510: „Co ty mówisz? Czy ty siebie słyszysz, Gonca?!” – oburza się Arzu. „Wiem doskonale, co ci powiedziałam” – odpowiada właścicielka Doruklar. „Ty jesteś naprawdę szalona! Wierzysz, że wznieciłam pożar, by zabić własną córkę?!”. „Po tobie jestem w stanie spodziewać się wszystkiego. Poświęciłaś życie własnej córki, by pozbyć się Melek i Elif. Śmierć Tugce nie miała dla ciebie żądnego znaczenia!”. „Zawrzyj gębę!”. „Arzu, spójrz na ten dokument. Pokazuje on dobitnie, że to ty zamordowałaś Kenana i Tugce!”. „To nieprawda! Nie możesz mi niczego udowodnić tym dokumentem! To nie jest dowód! Poza tym, w tym czasie byłam w szpitalu!”.

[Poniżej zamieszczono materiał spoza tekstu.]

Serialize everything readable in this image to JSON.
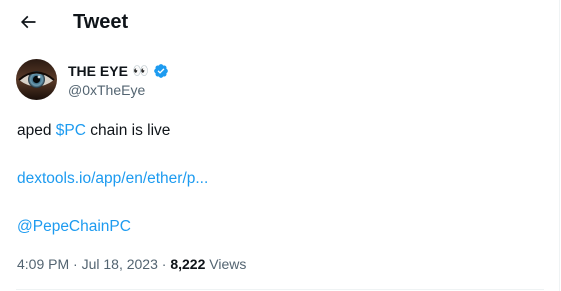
{
  "header": {
    "title": "Tweet",
    "back_icon": "arrow-left-icon"
  },
  "author": {
    "display_name": "THE EYE",
    "emoji": "👀",
    "verified_icon": "verified-badge-icon",
    "handle": "@0xTheEye"
  },
  "tweet": {
    "text_prefix": "aped ",
    "cashtag": "$PC",
    "text_suffix": " chain is live",
    "link": "dextools.io/app/en/ether/p...",
    "mention": "@PepeChainPC"
  },
  "meta": {
    "time": "4:09 PM",
    "date": "Jul 18, 2023",
    "views_count": "8,222",
    "views_label": "Views"
  },
  "colors": {
    "accent": "#1d9bf0",
    "text": "#0f1419",
    "secondary": "#536471"
  }
}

„Tak wszyscy myślą” – stwierdza Gonca. „O czym ty mówisz?!” – wrzeszczy Karapinarówna. „Zbiegłaś ze szpitala, ponieważ nienawidzisz Melek i Elif. Wywołałaś pożar, aby nie dopuścić do ślubu twojego byłego męża z Melek”. „Przestań o tym mówić! Nie mów niczego! To ta przeklęta Melek zabiła moją córkę! Oddawaj mi ten dokument!”. „Nie zdobędziesz go tak prosto. Najpierw musisz podpisać dokument o zrzeczeniu się wszystkich swoich praw majątkowych”. „Nigdy nie zrezygnuję z praw do majątku mojego własnego ojca! Nigdy!”. „Zrobisz to albo resztę swojego życia spędzisz w więzieniu. Wybieraj”.
„Jeżeli chcesz, to zaraz pójdę na farmę Emiroglu” – kontynuuje Gonca. – „Ciekawe, co zrobią, gdy dowiedzą się, że Kenan i Tugce są ofiarami twojego morderstwa? Masz czas do wieczora. Dobrze to przemyśl”. Wzburzona Arzu opuszcza gabinet Goncy. Jaką decyzję podejmie? Akcja przenosi się do rezydencji Emiroglu. Elif widzi, jak jej babcia bardzo płacze, trzymając w rękach zdjęcie Tugce. Dziewczynka siada obok Aliye i mówi: „Ja także bardzo za nią tęsknię. Proszę, babciu, nie bądź smutna, nie płacz”. „Wiesz, że dziś jest dzień urodzin Tugce?” – pyta pani Emiroglu. „Tak. Chciałabym, aby wciąż tu była”. „Planujemy dzisiaj pójść na cmentarz, aby odwiedzić jej grób. Czy chciałabyś nam towarzyszyć?”.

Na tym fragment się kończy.